Suppression des CDD, remplacement des jours fériés catholiques par une 6e semaine de congés payés, élargissement du champ du salariat…: le groupe d’universitaires qui s’attelle à écrire un « autre code du travail », à rebours de la loi El Khomri, a dévoilé mardi ses nouvelles propositions.

Cet ouvrage, qui devrait être achevé à l’automne, est présenté comme « plus simple », « plus protecteur » et « mieux adapté à notre époque » que le code du travail et sa réforme en cours.

« Le projet El Khomri s’inscrit dans un mouvement de complexification du droit du travail et d’affaissement des droits des salariés observé depuis une vingtaine d’années », a estimé le professeur de droit Emmanuel Dockès, qui dirige les travaux de ces juristes, lors d’une conférence de presse.

Il juge l’actuel code du travail « déjà très mauvais » sur la forme comme sur le fond, et craint que le projet de loi ne soit « encore pire »: « on nous a vendu une simplification, mais le texte de l’article 2 consacré au temps de travail augmente de 25% par rapport à l’existant. Si ça continue, la refonte du code du travail sera un cauchemar de complexité ! ».

Après s’être attaqué en mars au chapitre temps de travail, le Groupe de recherche pour un autre code du travail (GR-PACT) a réécrit ceux consacrés au contrat de travail, aux congés payés, à la santé au travail et à l’inspection du travail.

Il propose de supprimer le CDD en le remplaçant par une « clause de durée initiale » pouvant être stipulée dans un CDI. Cette clause remplirait les « fonctions traditionnelles » du CDD, à savoir le remplacement d’un absent ou un surcroît temporaire d’activité, a expliqué Julien Icard, de l’université de Valenciennes.

Ainsi disparaîtraient les CDD d’usage (contrats courts répétés utilisés notamment dans le secteur du spectacle), « totalement dérogatoires » selon lui, et les CDD saisonniers.
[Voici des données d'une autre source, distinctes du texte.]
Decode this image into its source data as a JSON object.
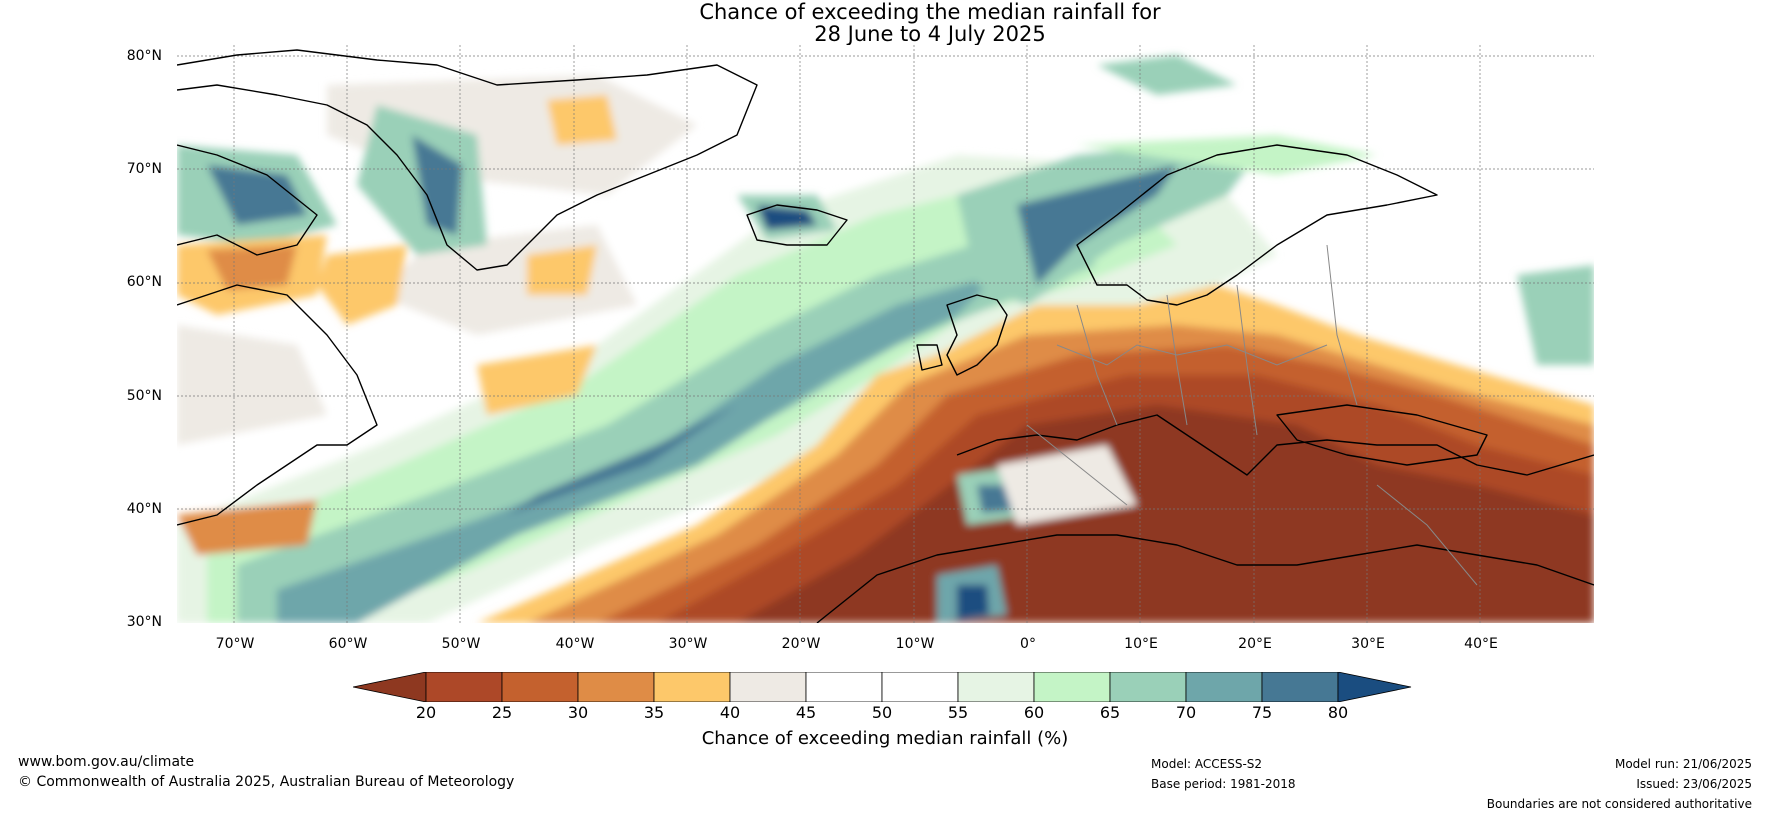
{
  "title": {
    "line1": "Chance of exceeding the median rainfall for",
    "line2": "28 June to 4 July 2025"
  },
  "map": {
    "region": "North Atlantic and Europe",
    "lat_range": [
      30,
      81
    ],
    "lon_range": [
      -75,
      50
    ],
    "lat_labels": [
      "80°N",
      "70°N",
      "60°N",
      "50°N",
      "40°N",
      "30°N"
    ],
    "lon_labels": [
      "70°W",
      "60°W",
      "50°W",
      "40°W",
      "30°W",
      "20°W",
      "10°W",
      "0°",
      "10°E",
      "20°E",
      "30°E",
      "40°E"
    ],
    "gridlines": true,
    "ocean_color": "#ffffff"
  },
  "colorbar": {
    "ticks": [
      "20",
      "25",
      "30",
      "35",
      "40",
      "45",
      "50",
      "55",
      "60",
      "65",
      "70",
      "75",
      "80"
    ],
    "colors": [
      "#8e3820",
      "#ad4828",
      "#c4612e",
      "#df8c46",
      "#fdc86a",
      "#eeeae4",
      "#ffffff",
      "#ffffff",
      "#e6f4e4",
      "#c4f4c6",
      "#9ad0b8",
      "#6ea6aa",
      "#467894",
      "#1a4d80"
    ],
    "label": "Chance of exceeding median rainfall (%)"
  },
  "footer": {
    "website": "www.bom.gov.au/climate",
    "copyright": "© Commonwealth of Australia 2025, Australian Bureau of Meteorology",
    "model": "Model: ACCESS-S2",
    "base_period": "Base period: 1981-2018",
    "model_run": "Model run: 21/06/2025",
    "issued": "Issued: 23/06/2025",
    "disclaimer": "Boundaries are not considered authoritative"
  }
}
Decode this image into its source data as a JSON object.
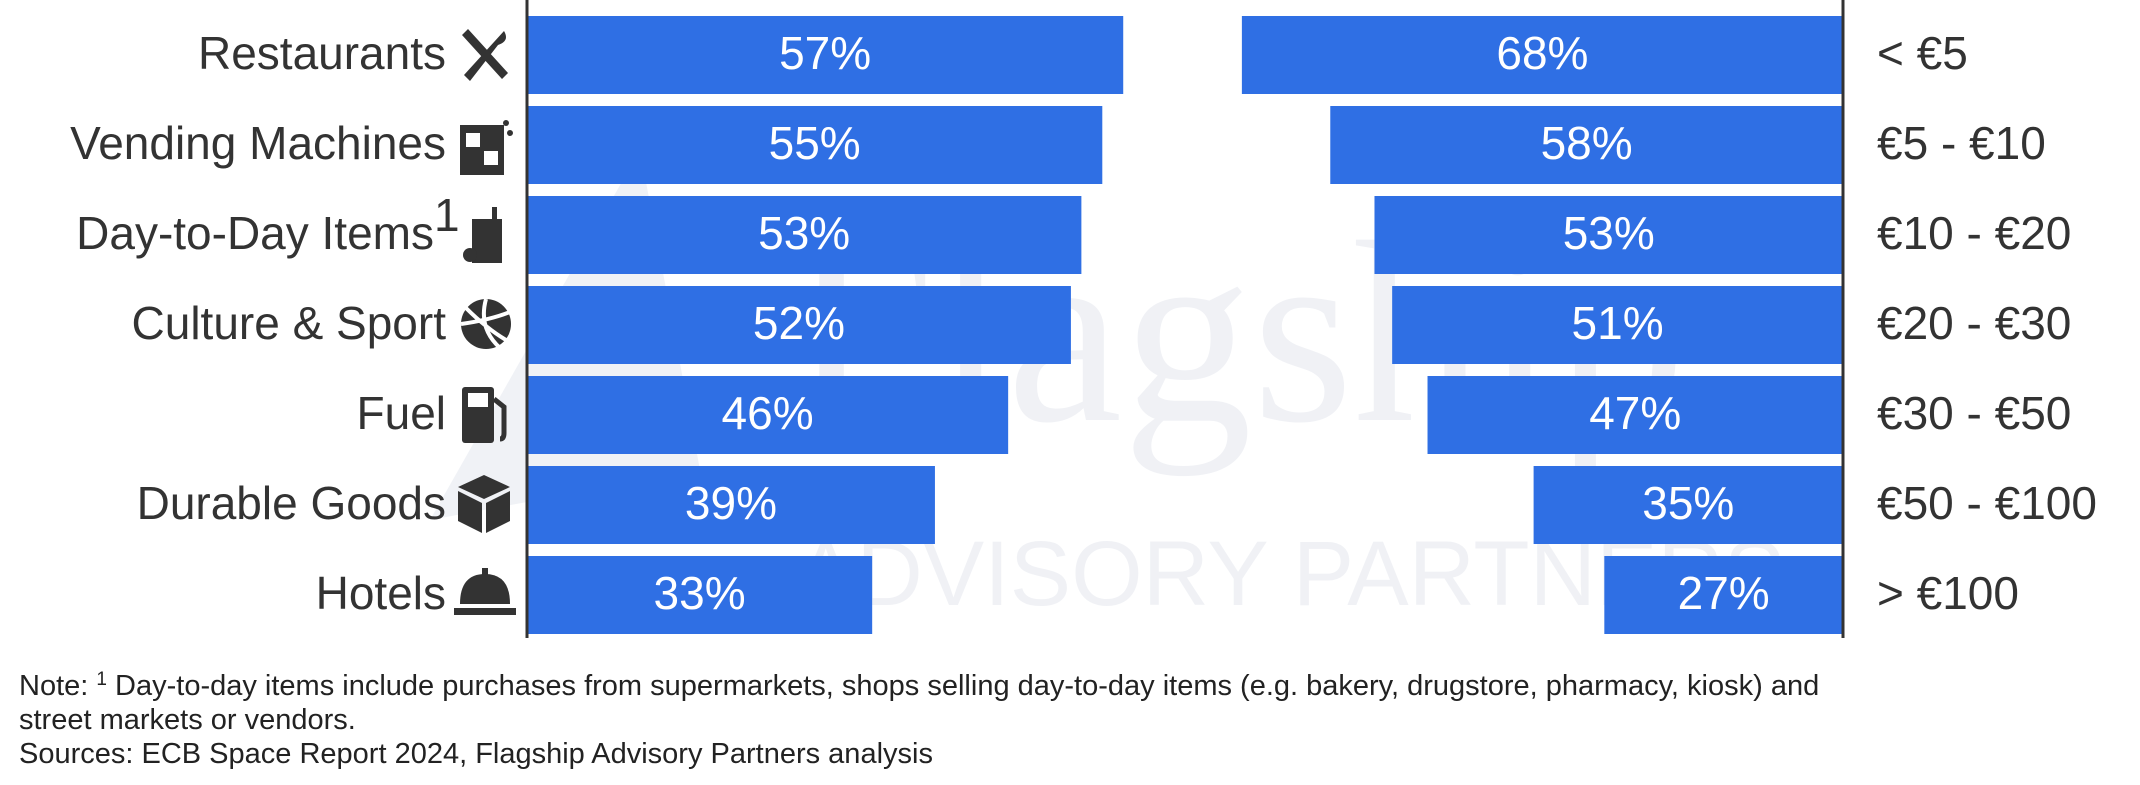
{
  "chart_data": [
    {
      "type": "bar",
      "orientation": "horizontal",
      "categories": [
        "Restaurants",
        "Vending Machines",
        "Day-to-Day Items",
        "Culture & Sport",
        "Fuel",
        "Durable Goods",
        "Hotels"
      ],
      "category_superscripts": [
        null,
        null,
        "1",
        null,
        null,
        null,
        null
      ],
      "values": [
        57,
        55,
        53,
        52,
        46,
        39,
        33
      ],
      "value_labels": [
        "57%",
        "55%",
        "53%",
        "52%",
        "46%",
        "39%",
        "33%"
      ],
      "color": "#2f6fe4",
      "xlim": [
        0,
        100
      ]
    },
    {
      "type": "bar",
      "orientation": "horizontal",
      "categories": [
        "< €5",
        "€5 - €10",
        "€10 - €20",
        "€20 - €30",
        "€30 - €50",
        "€50 - €100",
        "> €100"
      ],
      "values": [
        68,
        58,
        53,
        51,
        47,
        35,
        27
      ],
      "value_labels": [
        "68%",
        "58%",
        "53%",
        "51%",
        "47%",
        "35%",
        "27%"
      ],
      "color": "#2f6fe4",
      "xlim": [
        0,
        100
      ]
    }
  ],
  "watermark": {
    "name": "Flagship",
    "tagline": "ADVISORY PARTNERS"
  },
  "footnote": {
    "prefix": "Note:",
    "marker": "1",
    "lines": [
      "Day-to-day items include purchases from supermarkets, shops selling day-to-day items (e.g. bakery, drugstore, pharmacy, kiosk) and",
      "street markets or vendors."
    ],
    "sources": "Sources: ECB Space Report 2024, Flagship Advisory Partners analysis"
  }
}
Lorsque la clause de durée arriverait à terme, c’est un licenciement qui s’appliquerait.

Autre mesure: une sixième semaine de congés payés et un droit à deux week-end prolongés, en échange de cinq jours fériés catholiques (sauf Noël). Le salarié aurait ainsi la liberté de prendre ses congés supplémentaires « quand il le souhaite, y compris pour des motifs religieux », a précisé le Pr Dockès, qui estime que le code du travail « prend position en faveur de certaines fêtes religieuses, ce qui est difficilement compatible avec une société prétendant à la laïcité ».

Le GR-PACT propose aussi d’intégrer au code du travail les travailleurs « ubérisés » ou les auto-entrepreneurs, sous la notion de « salariés autonomes ».

Côté santé, il souhaite élargir les compétences du CHSCT au-delà des frontières de l’entreprise pour « tous risques environnementaux ». Et une « meilleure définition des obligations de l’employeur » en instaurant une « obligation de garantie » de santé des salariés.